I think his point is that you can "run" a large amount of applications at the same time on a CPU. It will execute everything, albeit slowly. This might not be acceptable for performance concerns, but it's doable.

He's not talking about actual data compression in RAM. Because even with compression, with current OSes, if you try to fit more than 20GB of data, let's say becoming 10GB compressed, into 5GB of RAM, it's not possible. You have to swap and at that point your performance is completely gone.

The performance gap between an overloaded CPU and swapping is humongous. One is annoying or slightly troublesome, the second is a death knell.

dmichulke · on July 24, 2018

> and make swap again viable

You shouldn't work in political marketing :-)

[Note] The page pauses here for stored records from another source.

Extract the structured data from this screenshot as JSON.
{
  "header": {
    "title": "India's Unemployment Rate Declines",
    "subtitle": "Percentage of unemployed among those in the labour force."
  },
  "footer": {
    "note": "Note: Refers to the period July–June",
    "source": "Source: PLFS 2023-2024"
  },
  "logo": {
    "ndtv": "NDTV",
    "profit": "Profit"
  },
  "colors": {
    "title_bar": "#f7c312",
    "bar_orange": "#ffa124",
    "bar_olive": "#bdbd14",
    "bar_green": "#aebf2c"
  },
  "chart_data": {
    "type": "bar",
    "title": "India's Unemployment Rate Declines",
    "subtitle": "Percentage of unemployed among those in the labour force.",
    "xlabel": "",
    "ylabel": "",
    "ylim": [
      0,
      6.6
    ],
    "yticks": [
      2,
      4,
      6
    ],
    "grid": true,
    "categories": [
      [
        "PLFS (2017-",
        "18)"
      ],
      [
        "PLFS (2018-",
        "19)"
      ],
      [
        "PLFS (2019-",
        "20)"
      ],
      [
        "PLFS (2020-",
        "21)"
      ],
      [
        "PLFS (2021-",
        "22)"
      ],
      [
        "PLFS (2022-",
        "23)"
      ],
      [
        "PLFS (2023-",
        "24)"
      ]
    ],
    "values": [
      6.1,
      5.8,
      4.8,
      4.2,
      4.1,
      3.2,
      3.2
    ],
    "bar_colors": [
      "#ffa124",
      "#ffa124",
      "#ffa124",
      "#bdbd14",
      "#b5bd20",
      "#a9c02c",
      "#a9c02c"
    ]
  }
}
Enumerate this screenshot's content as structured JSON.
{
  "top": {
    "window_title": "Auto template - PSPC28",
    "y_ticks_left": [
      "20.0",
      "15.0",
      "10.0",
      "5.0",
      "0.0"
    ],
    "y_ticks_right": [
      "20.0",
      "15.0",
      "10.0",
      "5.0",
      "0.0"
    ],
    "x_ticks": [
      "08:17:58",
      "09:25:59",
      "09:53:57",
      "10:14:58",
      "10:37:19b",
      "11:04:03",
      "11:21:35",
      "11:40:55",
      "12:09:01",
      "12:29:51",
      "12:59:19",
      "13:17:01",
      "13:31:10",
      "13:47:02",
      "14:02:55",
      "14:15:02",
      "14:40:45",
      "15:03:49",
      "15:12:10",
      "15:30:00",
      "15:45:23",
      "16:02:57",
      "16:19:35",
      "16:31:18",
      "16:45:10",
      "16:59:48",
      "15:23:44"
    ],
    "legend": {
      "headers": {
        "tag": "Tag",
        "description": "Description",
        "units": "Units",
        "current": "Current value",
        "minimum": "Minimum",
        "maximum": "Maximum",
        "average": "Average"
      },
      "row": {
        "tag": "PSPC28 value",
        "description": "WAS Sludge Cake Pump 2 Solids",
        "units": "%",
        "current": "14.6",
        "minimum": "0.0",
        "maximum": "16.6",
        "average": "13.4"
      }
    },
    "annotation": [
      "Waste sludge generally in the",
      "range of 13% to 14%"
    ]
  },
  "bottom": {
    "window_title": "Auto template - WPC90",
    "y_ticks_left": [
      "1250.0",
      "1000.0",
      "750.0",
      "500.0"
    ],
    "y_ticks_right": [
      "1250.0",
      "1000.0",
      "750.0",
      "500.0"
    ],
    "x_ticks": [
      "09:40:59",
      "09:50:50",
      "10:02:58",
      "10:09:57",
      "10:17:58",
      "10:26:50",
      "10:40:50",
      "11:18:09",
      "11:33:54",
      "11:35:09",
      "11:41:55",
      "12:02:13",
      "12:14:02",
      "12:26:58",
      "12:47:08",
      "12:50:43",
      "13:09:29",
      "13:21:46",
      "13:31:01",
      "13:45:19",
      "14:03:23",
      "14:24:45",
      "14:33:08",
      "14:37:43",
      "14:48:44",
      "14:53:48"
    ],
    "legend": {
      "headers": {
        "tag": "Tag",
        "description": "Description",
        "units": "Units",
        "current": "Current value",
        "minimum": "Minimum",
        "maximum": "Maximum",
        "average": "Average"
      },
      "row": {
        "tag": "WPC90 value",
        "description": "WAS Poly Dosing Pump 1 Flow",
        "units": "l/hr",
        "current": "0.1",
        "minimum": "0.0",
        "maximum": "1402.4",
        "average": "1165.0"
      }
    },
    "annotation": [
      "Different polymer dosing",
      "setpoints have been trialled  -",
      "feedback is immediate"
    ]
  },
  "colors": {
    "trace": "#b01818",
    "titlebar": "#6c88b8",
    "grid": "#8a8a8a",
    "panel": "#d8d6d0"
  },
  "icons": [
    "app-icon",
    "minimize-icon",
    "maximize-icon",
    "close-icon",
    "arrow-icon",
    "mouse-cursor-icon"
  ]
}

grogers · on July 24, 2018

One interesting thing for databases is that as nonvolatile storage latency decreases, traditional btrees get more attractive relative to newer log-structured designs. Especially if the write endurance is increased as well over current SSDs.

wtallis · on July 24, 2018

Or to put it another way: there's not a lot of reason to have two layers of log-structured storage. Your SSD already needs its own log-structured flash translation layer, and if that's tuned properly for your database workload, then another layer of the same kind of thing may not help much.

gravypod · on July 24, 2018

There's so much amazing stuff I could do with this. Imagine persistent redis? Huge huge pages? Booting from a DIM?

The possibilities are endless.

oh_sigh · on July 24, 2018

Why can't we just put a battery onto DRAM that maintains state if the power goes out, and be done with it?

steve19 · on July 24, 2018

That is how storage worked on PDAs back in the day with volitile memory. Let's the batteries completely die or change them incorrectly and you lost your data. Let's not go back to those days!

wmf · on July 24, 2018

DRAM is not that dense; you can fit 128 GB of DRAM or 512 GB of XPoint on a DIMM. XPoint is also supposed to be cheaper than DRAM.

hetman · on July 24, 2018

Because the power consumption to keep DRAM refreshed is fairly high so you'd need a pretty big battery, and because it would still be more expensive than 3DXP. It's just not practical for most use cases.

amelius · on July 24, 2018

I figured that, but can we have some numbers here?

ggm · on July 24, 2018

We do on RAID cards. It has limits.

-G

jcoffland · on July 24, 2018

Battery backed DRAMM has been around for a decade or more.

IshKebab · on July 24, 2018

You mean like suspend-to-RAM?

QuadrupleA · on July 24, 2018

I guess in a theoretical NVM-only system you could pull the plug at any time, and instantly resume it when the power is back on? If I'm reading right though the latency of 3DXP is somewhere in the 10-20us ballpark, still 100-1000x slower than DRAM.

sp332 · on July 24, 2018

Yes but it's also cheaper than DRAM.

You could resume after pulling the plug as long as things are consistent. If you commit data in the wrong order you could have trouble!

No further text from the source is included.